フーリエ変換赤外分光光度計(FT-IR)の原理と粉体評価

はじめに

FT-IRにより、有機材料の同定やサンプル表面の官能基の変化を調べることができます。今回はFT-IRの原理と粉体評価についてご説明いたします。

赤外吸収スペクトルの原理

赤外分光法は測定サンプルに赤外線を照射し、透過又は反射して得られた赤外線を変換・分析することで、そのサンプルの化学構造が推測できる測定手法です。化合物表面の官能基や構造によって得られるスペクトルのピークの位置や形状が異なるため、得られたスペクトルからサンプルの化学構造を分析することが可能です。
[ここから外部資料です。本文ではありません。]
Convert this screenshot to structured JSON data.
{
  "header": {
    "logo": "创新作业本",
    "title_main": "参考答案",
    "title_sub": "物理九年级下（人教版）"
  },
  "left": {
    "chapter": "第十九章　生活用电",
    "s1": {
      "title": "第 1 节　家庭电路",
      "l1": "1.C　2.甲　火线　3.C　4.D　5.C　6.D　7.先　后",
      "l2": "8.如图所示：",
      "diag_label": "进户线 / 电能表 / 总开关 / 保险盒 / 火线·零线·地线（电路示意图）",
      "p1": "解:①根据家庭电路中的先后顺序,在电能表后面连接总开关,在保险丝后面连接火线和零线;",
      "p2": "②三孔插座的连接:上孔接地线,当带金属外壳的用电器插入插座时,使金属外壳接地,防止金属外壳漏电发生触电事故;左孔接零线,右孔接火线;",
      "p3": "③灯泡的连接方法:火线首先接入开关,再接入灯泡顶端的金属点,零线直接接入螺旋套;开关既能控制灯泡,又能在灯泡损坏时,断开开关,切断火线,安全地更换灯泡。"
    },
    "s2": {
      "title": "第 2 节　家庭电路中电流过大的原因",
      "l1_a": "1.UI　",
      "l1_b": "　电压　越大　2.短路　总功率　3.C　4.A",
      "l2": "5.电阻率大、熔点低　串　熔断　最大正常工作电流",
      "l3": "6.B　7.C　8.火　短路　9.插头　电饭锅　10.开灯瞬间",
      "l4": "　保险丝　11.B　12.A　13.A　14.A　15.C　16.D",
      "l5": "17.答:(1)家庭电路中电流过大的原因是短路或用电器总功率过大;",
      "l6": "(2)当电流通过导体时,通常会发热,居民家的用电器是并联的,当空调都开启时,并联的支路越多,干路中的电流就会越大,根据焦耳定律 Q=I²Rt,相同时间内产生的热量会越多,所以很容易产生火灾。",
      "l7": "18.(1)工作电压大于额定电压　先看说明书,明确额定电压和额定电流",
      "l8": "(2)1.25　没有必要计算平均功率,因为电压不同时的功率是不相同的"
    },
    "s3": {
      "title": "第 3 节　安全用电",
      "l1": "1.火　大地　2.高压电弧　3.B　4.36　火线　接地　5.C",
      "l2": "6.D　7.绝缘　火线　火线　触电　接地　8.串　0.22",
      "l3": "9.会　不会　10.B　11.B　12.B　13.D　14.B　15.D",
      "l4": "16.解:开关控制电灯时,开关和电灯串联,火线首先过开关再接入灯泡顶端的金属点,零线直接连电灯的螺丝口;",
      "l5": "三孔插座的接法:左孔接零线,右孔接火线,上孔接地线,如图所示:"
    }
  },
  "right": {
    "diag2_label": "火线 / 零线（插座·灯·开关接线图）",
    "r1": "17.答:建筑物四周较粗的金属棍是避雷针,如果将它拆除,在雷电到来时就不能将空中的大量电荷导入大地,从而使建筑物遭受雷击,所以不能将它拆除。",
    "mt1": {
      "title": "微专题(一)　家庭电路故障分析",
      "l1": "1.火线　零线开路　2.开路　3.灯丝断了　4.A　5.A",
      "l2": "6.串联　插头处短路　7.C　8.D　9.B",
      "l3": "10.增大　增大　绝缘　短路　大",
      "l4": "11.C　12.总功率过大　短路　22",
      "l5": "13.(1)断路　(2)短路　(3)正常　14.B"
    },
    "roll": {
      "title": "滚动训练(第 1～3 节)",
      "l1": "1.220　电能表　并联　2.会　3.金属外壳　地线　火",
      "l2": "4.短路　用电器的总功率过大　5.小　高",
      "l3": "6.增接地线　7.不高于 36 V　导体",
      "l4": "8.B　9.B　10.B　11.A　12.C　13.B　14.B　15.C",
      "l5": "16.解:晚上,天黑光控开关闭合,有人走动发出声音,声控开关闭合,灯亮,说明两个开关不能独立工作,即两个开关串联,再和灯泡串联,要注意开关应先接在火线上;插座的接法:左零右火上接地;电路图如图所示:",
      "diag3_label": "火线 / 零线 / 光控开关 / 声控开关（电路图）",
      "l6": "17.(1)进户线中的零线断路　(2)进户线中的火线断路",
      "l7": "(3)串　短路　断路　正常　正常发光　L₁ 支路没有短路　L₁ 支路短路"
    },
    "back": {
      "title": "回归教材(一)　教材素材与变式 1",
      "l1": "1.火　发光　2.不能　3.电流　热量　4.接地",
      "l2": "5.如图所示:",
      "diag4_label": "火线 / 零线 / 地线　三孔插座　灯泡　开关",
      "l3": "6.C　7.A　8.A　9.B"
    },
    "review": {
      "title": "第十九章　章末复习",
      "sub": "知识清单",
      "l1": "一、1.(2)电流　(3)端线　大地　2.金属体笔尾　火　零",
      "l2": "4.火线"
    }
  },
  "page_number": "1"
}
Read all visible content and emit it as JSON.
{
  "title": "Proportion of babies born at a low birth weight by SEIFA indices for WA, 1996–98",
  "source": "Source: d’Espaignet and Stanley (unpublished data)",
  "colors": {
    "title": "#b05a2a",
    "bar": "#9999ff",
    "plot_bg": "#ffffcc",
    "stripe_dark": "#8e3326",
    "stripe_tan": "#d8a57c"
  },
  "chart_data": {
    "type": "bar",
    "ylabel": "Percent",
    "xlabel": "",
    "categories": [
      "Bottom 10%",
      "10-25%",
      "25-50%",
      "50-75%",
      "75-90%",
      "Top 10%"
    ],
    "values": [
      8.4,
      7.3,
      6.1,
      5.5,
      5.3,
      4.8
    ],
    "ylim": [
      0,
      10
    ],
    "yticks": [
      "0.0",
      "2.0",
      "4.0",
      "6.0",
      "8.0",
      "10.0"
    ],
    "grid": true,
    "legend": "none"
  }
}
FT-IRは特に有機物の測定に有用な測定機であり、材料の同定や構造の変化を比較することで反応の進行等が評価できます。

用途① 汎用樹脂の同定や構造の確認

検出されたピークがどの構造に由来するピークかを分析することによって、測定したサンプルの材質が推測できます。

例1.ポリプロピレン(PP)

プラスチックケースなどで良く使用されるPPの場合、主成分のCH基やCH2基が強く確認できます。

例2.ポリメタクリル酸メチル(PMMA)

透明樹脂として良く使用されるPMMAはメタクリル基(COOCH3)に含まれるカルボニル基(C=O)やエーテル基(-C-O-C-)のピークが特徴的です。

例3.アセトンとIPAの比較

有機溶剤の一つであるアセトンとIPA(イソプロピルアルコール)は下図の通り1箇所しか構造の違いがありません。このように似たような構造の物質でも、構造の異なる箇所を比べることで、識別することが可能です。アセトンに含まれるカルボニル基(C=O)に由来するピークが1700cm⁻¹付近に見られるのに対して、IPAの水酸基(-OH)に由来するピークは3350cm⁻¹付近に確認できます。

例4.ステアリン酸とステアリン酸亜鉛の比較

ステアリン酸とステアリン酸亜鉛は、カルボニル基の末端の構造(HやZn)の違いしかありませんが、カルボニル基(C=O)のような特徴的なピークの位置で比較することが可能です。ステアリン酸のカルボニル基(C=O)は1700cm⁻¹付近に見られるのに対して、ステアリン酸亜鉛のカルボニル基のピークは1550cm⁻¹に見られます。(その他のピークには大きな違いは見られません。)このようにカルボニル基の近隣の構造や状態の変化によって、検出されるピークの位置が異なるため、カルボニル基の評価には特に有効的です。

用途② 反応による構造変化の確認

モノマーとポリマーの比較(ポリメタクリル酸メチル:PMMA)

メタクリル酸メチルの重合前と重合後のIRスペクトルを示します。重合前のカルボニル基のピークが1730cm⁻¹付近にあるのに対し、重合後のピークは1710cm⁻¹付近にあることがわかります。このように反応によって化学構造が変わるとピークの位置も変わるため、ピーク位置の変化から反応の進行を確認できます。

最後に

弊社栃木工場では、テスト時の粉体を評価して頂くためにFT-IRを所有しております。表面処理や複合化などの処理で粉体表面の官能基に変化が起こる場合、処理の進み具合の評価ができます。テストの際には、是非ご活用下さい。

※ここに記載した内容は弊社試験に甚づくものであり、結果を保証するものではありません。